A Conservative MSP has accused the Scottish Government of abandoning its pledge to cut the number of people prescribed “happy pills”.
Tory Margaret Mitchell said the numbers are “out of control” after it was revealed the cost of prescribing anti-depressants in Scotland had risen by £10 million last year.
A report from the Information Services Division of the NHS in Scotland shows almost 5.5 million medications were dispensed in 2013/14 - 275,000 more than the previous year.
Mrs Mitchell has urged ministers to think again. She said: “The SNP made a definite promise in 2007 to cut the rise in anti-depressants handed out in Scotland. But since then it’s spiralled out of control.

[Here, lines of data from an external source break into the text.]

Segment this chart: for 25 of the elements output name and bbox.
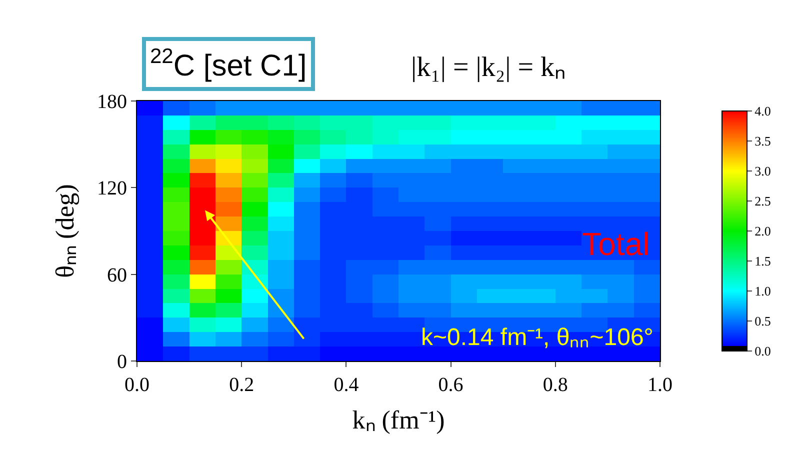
- color-bar-label: 0.0: [754, 344, 771, 359]
- color-bar-label: 4.0: [754, 104, 771, 119]
- color-bar-label: 3.0: [754, 164, 771, 179]
- x-tick-label: 0.2: [229, 374, 254, 396]
- y-axis-title: θₙₙ (deg): [50, 184, 80, 278]
- x-tick-label: 0.0: [124, 374, 150, 396]
- x-tick-label: 1.0: [648, 374, 672, 396]
- x-tick-label: 0.8: [542, 374, 568, 396]
- annotation: Total: [582, 226, 650, 262]
- color-bar-label: 3.5: [754, 134, 771, 149]
- y-tick-label: 180: [97, 91, 127, 113]
- chart-title: $^{22}$C [set C1]: [150, 45, 307, 83]
- color-bar-label: 0.5: [754, 314, 771, 329]
- x-axis-title: kₙ (fm⁻¹): [352, 406, 445, 435]
- y-tick-label: 60: [107, 264, 127, 286]
- color-bar-label: 2.0: [754, 224, 771, 239]
- color-bar-label: 1.5: [754, 254, 771, 269]
- y-tick-label: 120: [97, 178, 127, 200]
- chart-subtitle: |k₁| = |k₂| = kₙ: [411, 52, 566, 83]
- x-tick-label: 0.6: [438, 374, 464, 396]
- x-tick-label: 0.4: [334, 374, 359, 396]
- y-tick-label: 0: [117, 351, 127, 373]
- annotation: k~0.14 fm⁻¹, θₙₙ~106°: [421, 324, 654, 351]
- color-bar-label: 2.5: [754, 194, 771, 209]
- color-bar-label: 1.0: [754, 284, 771, 299]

“This is not only an incredible burden on the taxpayer but also raises concerns about the many patients for whom a pill is not the best alternative.”
However, public health minister and Falkirk MSP Michael Matheson said doctors should continue to prescribe anti-depressants as they see fit as well as consider “social” remedies.
He said: “Anti-depressants are a legitimate form of treatment for an illness, as insulin is used to treat diabetes. If GPs feel anti-depressants are required, they should prescribe them.
“GPs tell us an increasing number of patients are presenting with depression, but they are being encouraged to give social prescriptions.
“This might mean prescribing an activity like walking or gardening which we know can help with mental health issues.
“In Falkirk, I know Falkirk District Association for Mental Health is linking up with GP practices to support social prescriptions as options.”